Unabated Violence Against the Balochs in Karachi
Unidentified people shot dead Sardar Imam Baksh, a prominent political and social leader of the Baloch community in Karachi on Sunday night, July 22. Mr. Baloch was a veteran activist of the ruling Pakistan People’s Party (PPP) and until his brutal murder served in the Sindh Council of the party.
President Asif Ali Zardari has expressedshock and grief over the killing of Mr. Baloch and also ordered an inquiry into the killing. The killing of another key Baloch figure in Karachi is deeply disturbing and calls for serious deliberation over the current plight and the pending future of the Baloch people living in Karachi.
There is no gainsaying the fact that the Balochs are among the indigenous people of Karachi who have lived there even centuries before the creation of Pakistan. Today, they face enormous challenges and their future in Karachi looks deeply bleak. Although Karachi has historically served as the birthplace of Baloch nationalism and culture, it is very unfortunate that Baloch nationalist politics failed to thrive in this important port city. The reasons for this failure are obvious: Neither the Pakistani Establishment nor the PPP wanted the Balochs to stand for their own rights under a home-made platform. As a result, the bulk of the Baloch vote in Karachi went to the Peopel’s Party. On its part, the PPP has totally disappointed the Baloch. It has utterly failed to protect the lives of the people living in Baloch communities. In addition, the infrastructure and the state of human development for the Balochs living in Karachi is absolutely unchanged and abysmal.

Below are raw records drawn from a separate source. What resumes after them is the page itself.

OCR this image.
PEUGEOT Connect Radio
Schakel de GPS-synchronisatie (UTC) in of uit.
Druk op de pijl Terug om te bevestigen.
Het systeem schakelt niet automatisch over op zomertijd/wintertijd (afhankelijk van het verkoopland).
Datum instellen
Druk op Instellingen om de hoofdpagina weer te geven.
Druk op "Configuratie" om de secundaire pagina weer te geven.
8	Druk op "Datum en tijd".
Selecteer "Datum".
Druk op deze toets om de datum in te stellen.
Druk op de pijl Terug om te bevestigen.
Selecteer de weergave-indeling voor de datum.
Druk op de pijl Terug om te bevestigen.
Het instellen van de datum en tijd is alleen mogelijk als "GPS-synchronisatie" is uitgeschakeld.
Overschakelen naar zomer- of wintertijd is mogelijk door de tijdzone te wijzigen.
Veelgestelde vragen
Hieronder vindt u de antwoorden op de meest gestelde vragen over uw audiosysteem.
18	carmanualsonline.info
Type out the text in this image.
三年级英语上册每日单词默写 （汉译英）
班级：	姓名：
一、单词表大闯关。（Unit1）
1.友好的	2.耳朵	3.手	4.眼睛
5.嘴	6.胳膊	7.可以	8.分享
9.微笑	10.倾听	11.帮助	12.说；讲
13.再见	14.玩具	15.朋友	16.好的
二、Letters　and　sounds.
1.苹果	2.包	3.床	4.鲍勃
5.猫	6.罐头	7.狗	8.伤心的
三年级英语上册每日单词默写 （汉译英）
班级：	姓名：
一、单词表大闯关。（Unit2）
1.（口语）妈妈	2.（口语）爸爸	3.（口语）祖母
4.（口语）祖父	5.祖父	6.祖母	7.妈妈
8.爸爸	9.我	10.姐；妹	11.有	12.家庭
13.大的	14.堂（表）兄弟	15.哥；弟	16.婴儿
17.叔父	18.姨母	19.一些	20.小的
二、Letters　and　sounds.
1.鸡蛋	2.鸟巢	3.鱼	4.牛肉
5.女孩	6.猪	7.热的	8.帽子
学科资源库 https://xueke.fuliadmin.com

Because of the PPP’s failure to meet the Baloch expectations, we have recently seen rebellious gestures in Layari, the largest Baloch town with an estimated population of 600,000 people. The People’s Aman Committee (PAC) was formerly created by the PPP to serve as a counterweight of the Muthida Quomi Movement (MQM), a political party that excessively applies violence while representing the Urdu-speaking population of the city. But now the PAC feels betrayed as the PPP has done nothing to meet the Baloch people’s demand for improved living standards. What, nonetheless, is a positive sign is the growing realization among the Baloch people about the need for their political representation and equal rights in Karachi. The PAC now speaks for the Baloch rights which we deem as a very positive omen.
The PPP and MQM have collectively made life miserable for the Balochs. It is very important that the Baloch population in Karachi stands for its own rights not solely under the platform of PAC which has not fully gotten rid of the PPP’s influence. The Balochs living over there should form their own political party to make sure that their rights are protected. Currently, the MQM has made life so difficult for the Balochs that young men from there cannot go to the city’s commercial areas for employment opportunities and even colleges and universities. The Balochs fear they would be target killed either by the MQM or by the security forces. If MQM’s attitude toward the Baloch does not change, the situation will unfortunately lead to deeper economic marginalization of the Baloch and more ethnic confrontation.
Besides the political parties, the so-called “mainstream national media”, which is heavily dominated by Punjabi and Urdu-speakers, have enormously contributed to creating stereotypes and negative perceptions about the Balochs of Karachi. They media depicts the Balochs as gangsters, drug dealers and barbarians. This is indeed very contrary of the actual attitude of the majority of the people living in Baloch towns. Based on such false fabrications of Baloch image, the government has repeatedly justified police and Rangers operations in Baloch areas. According to independent sources, around 150 key Baloch political activists, students and innocent citizens have been target killed in the past four months in Karachi in what the government calls as operations against ‘gangsters’.
The international human rights groups must urge the governments Pakistan and Sindh to be more transparent in their operations and provide evidence of the victims’ involvement in terrorist activities. Extrajudicial killings must stop and all charges leveled against Baloch youths should be substantiated in courts. We believe such operations are simply intended to eliminate the politically educated Baloch youths so that the rest of them are compelled to give up talking about their rights.
The forced ghettoization of the Baloch population is not solely confined to men but, according toan article in Dawn, this trend has also created dire mobility issues for Baloch women. The article quoted a Baloch woman say, “I wear Balochi dress. My children say that I could be kidnapped and killed…,” she said. She claimed that some of her acquaintances were humiliated and had their heads and eyebrows shaved by men from the Urdu-speaking community.”
There is a little hope that President Zardari’s orders to arrest the murderers of Sardar Imam Baksh Baloch would be taken seriously. However, it is high time that the Sindh government plays its responsibility to protect the Balochs living in Karachi for centuries. We hope that the Baloch community will stop attaching too many expectations from the PPP and start cogitating about their future under a Baloch-led arrangement.